Case Study 1: StreamFlow --- Assembling the Full Preprocessing Pipeline

DataField.Dev

Assembling the Full Preprocessing Pipeline" type: case-study chapter: 10 part: 2

Case Study 1: StreamFlow --- Assembling the Full Preprocessing Pipeline

Background

Over the last five chapters, the StreamFlow data science team has built individual preprocessing components: a SQL extraction query (Chapter 5), feature engineering logic (Chapter 6), categorical encoding (Chapter 7), missing data imputation (Chapter 8), and feature selection (Chapter 9). Each component lives in a separate notebook. Each was validated independently.

Now the team needs to assemble them into a single pipeline for production deployment. The goal is straightforward: given a raw subscriber DataFrame from the data warehouse, produce churn predictions. One input, one output, no manual steps in between.

The integration should take a day. It takes two weeks.

The Integration Problem

The first attempt is to run the notebooks in sequence. The data engineer writes a script that calls each notebook's core function in order:

# Attempt 1: sequential function calls
df_raw = extract_subscriber_data(conn, prediction_date='2025-02-01')
df_features = engineer_features(df_raw)
df_encoded = encode_categoricals(df_features)
df_imputed = impute_missing(df_encoded)
df_selected = select_features(df_imputed, y_train)
predictions = model.predict(df_selected)

This breaks immediately. The issues:

Issue 1: Column name mismatch. The encode_categoricals function expects a column called plan_tier, but engineer_features renamed it to plan_type during feature engineering. Nobody noticed because the notebooks were always run in the same session with the same variable names.

Issue 2: Fit/transform leakage. The impute_missing function calls SimpleImputer().fit_transform(df) every time. During development, this was fine --- the imputer was always fitted on the training data. In the sequential pipeline, it is fitted on whatever data is passed in, including test data.

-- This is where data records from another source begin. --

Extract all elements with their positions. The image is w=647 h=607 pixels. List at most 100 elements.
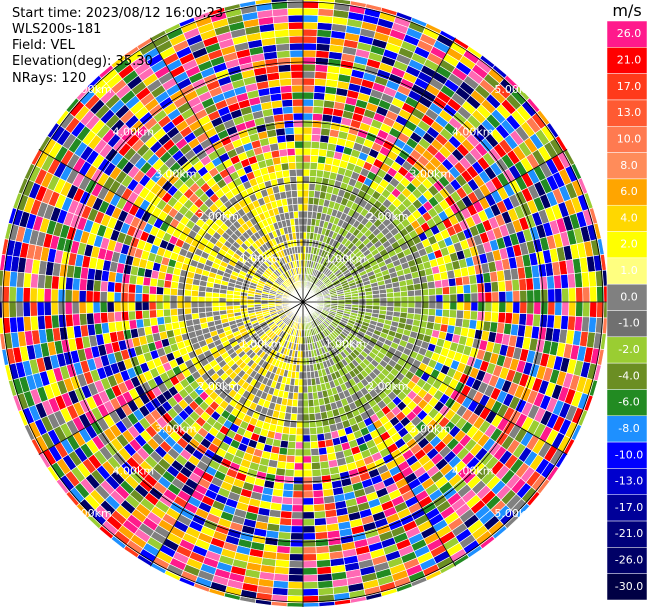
radar-gate [414,301,423,309]
radar-gate [288,567,304,576]
radar-gate [312,98,325,108]
radar-gate [440,316,450,326]
radar-gate [291,84,304,93]
radar-gate [50,288,59,303]
radar-gate [282,482,294,492]
radar-gate [169,301,178,310]
radar-gate [286,447,296,457]
radar-gate [302,63,316,72]
radar-gate [306,371,312,380]
radar-gate [85,301,94,314]
radar-gate [512,301,521,314]
radar-gate [298,217,304,226]
radar-gate [289,49,304,58]
radar-gate [92,312,102,325]
radar-gate [315,538,329,548]
radar-gate [281,496,294,506]
radar-gate [106,291,115,303]
radar-gate [309,154,319,164]
radar-gate [314,531,329,541]
radar-gate [287,574,304,583]
radar-gate [302,56,317,65]
radar-gate [162,287,172,296]
radar-gate [148,301,157,311]
radar-gate [290,63,304,72]
radar-gate [183,307,192,315]
radar-gate [302,392,309,401]
radar-gate [414,307,423,315]
radar-gate [296,189,304,198]
radar-gate [318,601,336,607]
radar-gate [302,371,308,380]
radar-gate [291,504,304,513]
radar-gate [218,301,227,307]
radar-gate [302,21,319,30]
radar-gate [302,147,312,156]
radar-gate [285,454,296,464]
radar-gate [190,301,199,309]
radar-gate [287,581,304,590]
radar-gate [184,313,193,321]
radar-gate [441,308,451,318]
radar-gate [169,294,178,303]
radar-gate [314,63,329,73]
radar-gate [310,447,320,457]
radar-gate [379,301,388,307]
radar-gate [435,301,444,310]
radar-gate [293,210,299,219]
radar-gate [295,434,304,443]
radar-gate [275,43,291,52]
radar-gate [120,292,129,303]
radar-gate [505,301,514,314]
radar-gate [297,203,304,212]
radar-gate [169,287,179,296]
radar-gate [302,483,314,492]
radar-gate [302,504,315,513]
radar-gate [277,56,291,66]
radar-gate [288,426,297,436]
radar-gate [99,280,109,293]
radar-gate [293,119,304,128]
radar-gate [294,455,304,464]
radar-gate [312,105,324,115]
radar-gate [504,312,514,325]
radar-gate [120,282,130,294]
radar-gate [302,119,313,128]
radar-gate [311,461,321,471]
radar-gate [302,518,316,527]
radar-gate [162,308,172,317]
radar-gate [280,162,290,171]
radar-gate [295,161,304,170]
radar-gate [279,155,289,165]
radar-gate [170,314,179,324]
radar-gate [311,468,322,478]
radar-gate [302,490,314,499]
radar-gate [190,295,199,303]
radar-gate [289,42,304,51]
radar-gate [302,553,317,562]
radar-gate [183,295,192,303]
radar-gate [141,284,151,295]
radar-gate [302,98,314,107]
radar-gate [50,301,59,316]
radar-gate [491,301,500,313]
radar-gate [279,77,292,87]
radar-gate [113,301,122,313]
radar-gate [302,35,318,44]
radar-gate [288,433,297,443]
radar-gate [99,301,108,313]
radar-gate [292,483,304,492]
radar-gate [85,290,94,303]
radar-gate [309,426,318,436]
radar-gate [308,413,316,422]
radar-gate [293,217,300,226]
radar-gate [64,289,73,303]
radar-gate [309,440,319,450]
radar-gate [294,441,304,450]
radar-gate [309,168,318,178]
radar-gate [287,21,304,30]
radar-gate [302,539,317,548]
radar-gate [309,161,318,171]
radar-gate [393,301,402,308]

Issue 3: Feature ordering. The select_features function returns columns in a different order than the model expects. The model was trained on alphabetically sorted features. The selection function returns features in importance-ranked order.

Issue 4: Stale state. The encode_categoricals function uses a OneHotEncoder that was fitted during Chapter 7's development. It does not know about the enterprise plan type that was added to the product last month. One-hot encoding fails at prediction time for subscribers on the new plan.

Each of these issues is trivial to fix individually. Together, they represent a systemic problem: the preprocessing logic is distributed across five separate stateful components with implicit dependencies. There is no single object that encodes the correct sequence of operations and the correct fitted parameters.

The Pipeline Solution

The senior data scientist rewrites the entire preprocessing workflow as a single scikit-learn Pipeline.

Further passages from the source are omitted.